Nearly all websites rely on a service provider like Fastly — which runs what’s called a “content delivery network” or CDN (we’ll get into what that means later on) — as a layer between internet users and the servers where their content is hosted. The problem: There are only a small handful of CDN operators. If one of them goes down — whether because of a benign software bug, as in Fastly’s case, or a cyberattack — huge swaths of the internet could go with it.
“Absolutely the biggest centralized point on the internet is these CDNs,” making them a potential target for cybercriminals or government actors, said Nick Merrill, research fellow at UC Berkeley’s Center for Long-Term Cybersecurity.
Utilities, social media platforms, news organizations, financial services, government agencies and more rely on CDNs like Fastly to operate their websites. Although Fastly was able to restore its service quickly, one can imagine problematic future scenarios if the resolution is slower.
“The problem with the internet is it’s always there until it isn’t,” said former Microsoft Chief Technology Officer David Vaskevitch, who now runs photo storage service Mylio. “For a system with so many interconnected parts, it’s not always reliable. Any one fragile part can bring it down.”
Even before this week’s outage, internet infrastructure experts have been ringing the alarm about concentration in the CDN space, where the small number of major providers could make for big targets for an attack.
What is a CDN?
For websites to load and run as quickly as we expect them to, they need to have computing power located physically close — at least relatively — to the people wanting to access them.

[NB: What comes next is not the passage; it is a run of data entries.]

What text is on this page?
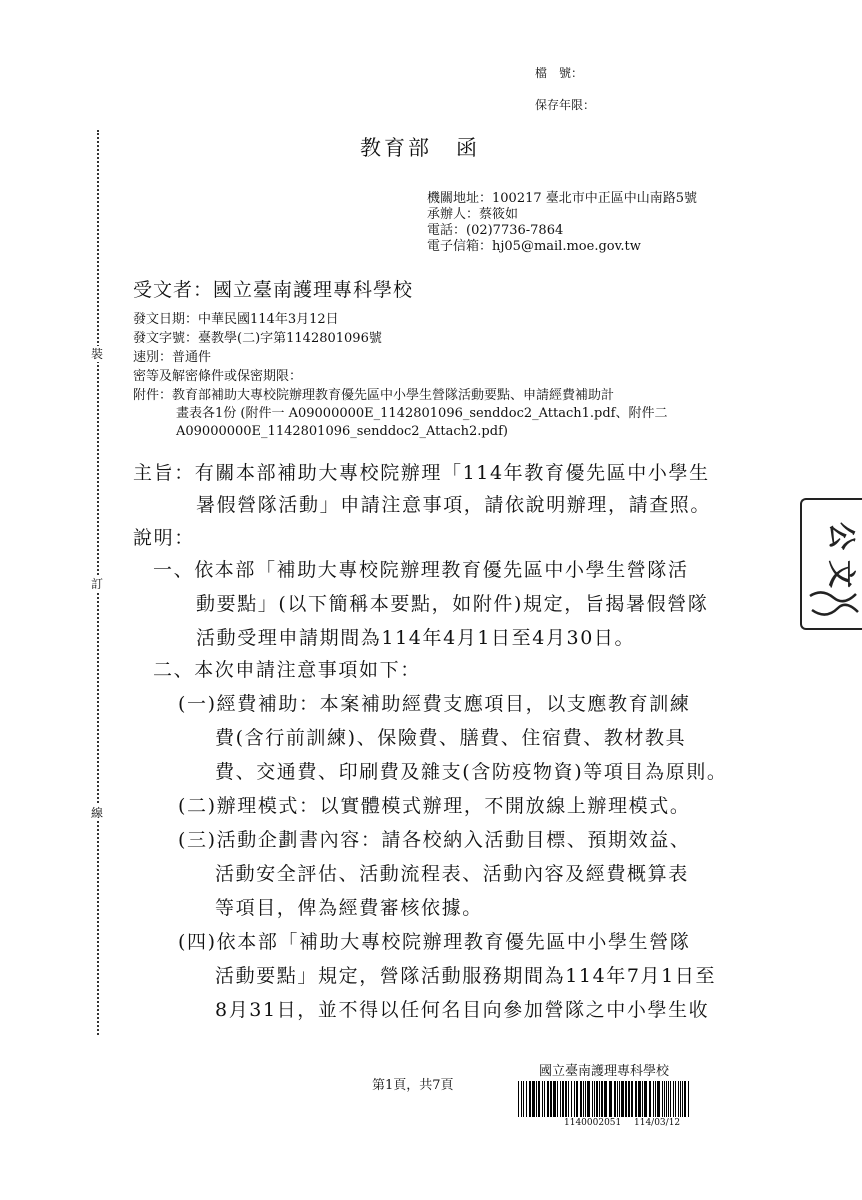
檔　號：
保存年限：
裝
訂
線
教育部　函
機關地址：100217 臺北市中正區中山南路5號
承辦人：蔡筱如
電話：(02)7736-7864
電子信箱：hj05@mail.moe.gov.tw
受文者：國立臺南護理專科學校
發文日期：中華民國114年3月12日
發文字號：臺教學(二)字第1142801096號
速別：普通件
密等及解密條件或保密期限：
附件：教育部補助大專校院辦理教育優先區中小學生營隊活動要點、申請經費補助計
畫表各1份 (附件一 A09000000E_1142801096_senddoc2_Attach1.pdf、附件二
A09000000E_1142801096_senddoc2_Attach2.pdf)
主旨：有關本部補助大專校院辦理「114年教育優先區中小學生
暑假營隊活動」申請注意事項，請依說明辦理，請查照。
說明：
一、依本部「補助大專校院辦理教育優先區中小學生營隊活
動要點」(以下簡稱本要點，如附件)規定，旨揭暑假營隊
活動受理申請期間為114年4月1日至4月30日。
二、本次申請注意事項如下：
(一)經費補助：本案補助經費支應項目，以支應教育訓練
費(含行前訓練)、保險費、膳費、住宿費、教材教具
費、交通費、印刷費及雜支(含防疫物資)等項目為原則。
(二)辦理模式：以實體模式辦理，不開放線上辦理模式。
(三)活動企劃書內容：請各校納入活動目標、預期效益、
活動安全評估、活動流程表、活動內容及經費概算表
等項目，俾為經費審核依據。
(四)依本部「補助大專校院辦理教育優先區中小學生營隊
活動要點」規定，營隊活動服務期間為114年7月1日至
8月31日，並不得以任何名目向參加營隊之中小學生收
公
文
第1頁，共7頁
國立臺南護理專科學校
1140002051 114/03/12
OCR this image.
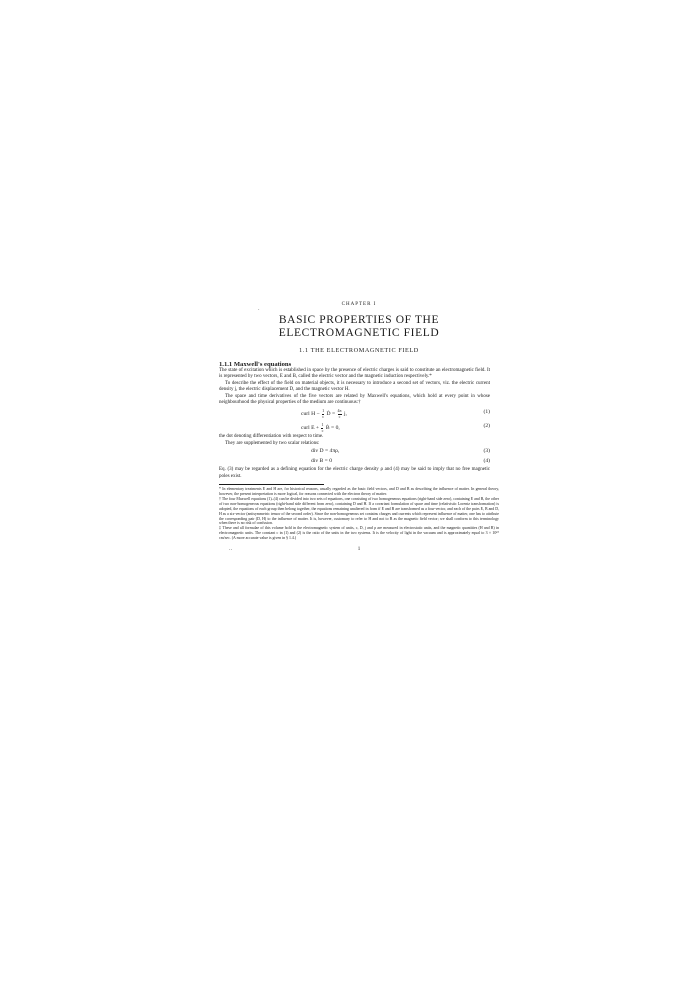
CHAPTER I
BASIC PROPERTIES OF THE
ELECTROMAGNETIC FIELD
1.1 THE ELECTROMAGNETIC FIELD
1.1.1 Maxwell's equations

The state of excitation which is established in space by the presence of electric charges is said to constitute an electromagnetic field. It is represented by two vectors, E and B, called the electric vector and the magnetic induction respectively.*

To describe the effect of the field on material objects, it is necessary to introduce a second set of vectors, viz. the electric current density j, the electric displacement D, and the magnetic vector H.

The space and time derivatives of the five vectors are related by Maxwell's equations, which hold at every point in whose neighbourhood the physical properties of the medium are continuous:†

curl $H - \frac{1}{c}$ Ḋ = $\frac{4\pi}{c} j$,	(1)
curl $E + \frac{1}{c}$ Ḃ = 0,	(2)

the dot denoting differentiation with respect to time.

They are supplemented by two scalar relations:

div D = 4πρ,	(3)
div B = 0	(4)

Eq. (3) may be regarded as a defining equation for the electric charge density ρ and (4) may be said to imply that no free magnetic poles exist.

* In elementary treatments E and H are, for historical reasons, usually regarded as the basic field vectors, and D and B as describing the influence of matter. In general theory, however, the present interpretation is more logical, for reasons connected with the electron theory of matter.

† The four Maxwell equations (1)–(4) can be divided into two sets of equations, one consisting of two homogeneous equations (right-hand side zero), containing E and B, the other of two non-homogeneous equations (right-hand side different from zero), containing D and H. If a covariant formulation of space and time (relativistic Lorentz transformation) is adopted, the equations of each group then belong together, the equations remaining unaltered in form if E and B are transformed as a four-vector, and each of the pairs E, B and D, H as a six-vector (antisymmetric tensor of the second order). Since the non-homogeneous set contains charges and currents which represent influence of matter, one has to attribute the corresponding pair (D, H) to the influence of matter. It is, however, customary to refer to H and not to B as the magnetic field vector; we shall conform to this terminology when there is no risk of confusion.

‡ These and all formulae of this volume hold in the electromagnetic system of units, c, D, j and ρ are measured in electrostatic units, and the magnetic quantities (H and B) in electromagnetic units. The constant c in (1) and (2) is the ratio of the units in the two systems. It is the velocity of light in the vacuum and is approximately equal to 3 × 10¹⁰ cm/sec. (A more accurate value is given in § 1.4.)

1
.
..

That’s why companies like Fastly exist. Fastly’s “content delivery network” is essentially a collection of “cloud” servers distributed across various geographic locations where websites can store content in close proximity to their users. This makes it possible for apps and websites to load within seconds and enables high quality streaming. It also saves huge amounts of energy.
“They’re indispensable infrastructure,” Merrill said.
With any technology, occasional failures and outages are inevitable.
“There is no error-free internet, so the measure of success is how quickly a major internet firm like Fastly can recover from a rare outage like this,” said Doug Madory, director of internet analysis at network analytics firm Kentik.
To be sure, CDNs have backup protections in place and websites can contract with more than one CDN operator in case of failures. Most of the time, an outage will be like Tuesday’s — a temporary inconvenience. And websites could still appear online without a CDN, they’d just load slowly and be more at risk of cyberattacks.
But experts say there is still a risk that a bigger player like Cloudflare is targeted, or that multiple CDNs are hit at once.
“Worst case, it’s going to be an attack on Cloudflare,” Merrill said. “The Russian government or the Chinese government is going to take down Cloudflare and it’s going to break the internet.”
“People are really concerned rightly about antitrust issues in the tech space” Merrill said. “I don’t think that CDNs are as visible to people, but they’re probably the most important part of the core internet infrastructure that’s been privatized and centralized.”